And this is the de facto death of VMWare. Their ESXi (and related tooling) is probably the best computing product created in the modern era and far superior in management and capabilities to laughably-inferior products and ideas such as Docker, Kubernetes and container/microservices practices that succeeded VMWare’s stack in many organizations.
I spent a vast number of hours at various VMWare admin consoles gettin’ shit done over the years. Their core product, ESXi, was logically-organized and rarely had issues, and had great observability too. None of this is true of what followed where you often have to build as much infrastructure to monitor what’s running as is actually operating a real workload — a huge and stupefying regression.

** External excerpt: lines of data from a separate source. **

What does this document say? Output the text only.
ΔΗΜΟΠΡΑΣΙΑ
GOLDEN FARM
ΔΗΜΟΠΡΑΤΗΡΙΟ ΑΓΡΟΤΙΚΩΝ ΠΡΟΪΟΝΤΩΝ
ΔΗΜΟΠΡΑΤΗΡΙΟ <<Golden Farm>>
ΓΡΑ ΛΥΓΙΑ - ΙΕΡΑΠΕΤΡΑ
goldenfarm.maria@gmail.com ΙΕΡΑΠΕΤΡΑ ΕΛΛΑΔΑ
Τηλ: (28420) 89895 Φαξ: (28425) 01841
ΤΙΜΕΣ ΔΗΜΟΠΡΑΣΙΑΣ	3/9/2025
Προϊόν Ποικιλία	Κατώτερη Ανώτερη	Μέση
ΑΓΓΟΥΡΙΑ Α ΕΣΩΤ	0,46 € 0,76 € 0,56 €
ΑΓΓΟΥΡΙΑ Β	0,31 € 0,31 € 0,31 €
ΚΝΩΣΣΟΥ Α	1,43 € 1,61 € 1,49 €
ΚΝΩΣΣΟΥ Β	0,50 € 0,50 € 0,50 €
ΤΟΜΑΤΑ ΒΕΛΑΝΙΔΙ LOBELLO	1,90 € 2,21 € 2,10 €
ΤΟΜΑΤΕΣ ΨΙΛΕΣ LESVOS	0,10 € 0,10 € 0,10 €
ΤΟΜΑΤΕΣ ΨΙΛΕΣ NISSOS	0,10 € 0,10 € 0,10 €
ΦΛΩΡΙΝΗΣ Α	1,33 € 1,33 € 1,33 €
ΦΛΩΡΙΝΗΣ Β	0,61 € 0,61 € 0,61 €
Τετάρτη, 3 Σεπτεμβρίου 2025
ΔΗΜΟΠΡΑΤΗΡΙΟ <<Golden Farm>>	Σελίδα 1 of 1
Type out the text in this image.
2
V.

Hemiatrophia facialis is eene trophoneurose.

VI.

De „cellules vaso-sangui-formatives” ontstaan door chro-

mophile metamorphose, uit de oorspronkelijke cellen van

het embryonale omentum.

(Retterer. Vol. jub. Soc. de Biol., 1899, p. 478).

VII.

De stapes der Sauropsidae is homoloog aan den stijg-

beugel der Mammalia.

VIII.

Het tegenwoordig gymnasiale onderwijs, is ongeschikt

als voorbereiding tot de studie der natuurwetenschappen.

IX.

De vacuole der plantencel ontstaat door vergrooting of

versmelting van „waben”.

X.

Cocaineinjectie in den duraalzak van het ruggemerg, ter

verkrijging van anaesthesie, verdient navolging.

VMWare was the last of the products that did not attempt to turn everyone into a developer, and allowed real system administration to be done on it — and where it was in some definite state at all times. Now, there is the shoddy practice of writing crappy code and hoping it does what you want it to do, but with no real way to determine what it’ll do in production or to test it accurately in advance or even to revert it if something goes wrong.
VMWare did not make the cloud companies any money though, and they are largely the ones pushing behind the scenes for financially- and computationally-expensive micrososervices and containerization. (For instance, Amazon makes around an 80% profit on their non-VM-based container products as opposed to around 20% on virtual machines.)
VMWare was the last gasp of the old style of computing, transmuted as far as possible into the modern era. Its inevitable slow strangulation at the hands of Broadcom signals the de facto end of the computer as something that holds any notion of unrestrained capability in it, rather than just a utility to be consumed with little freedom or control over any of it.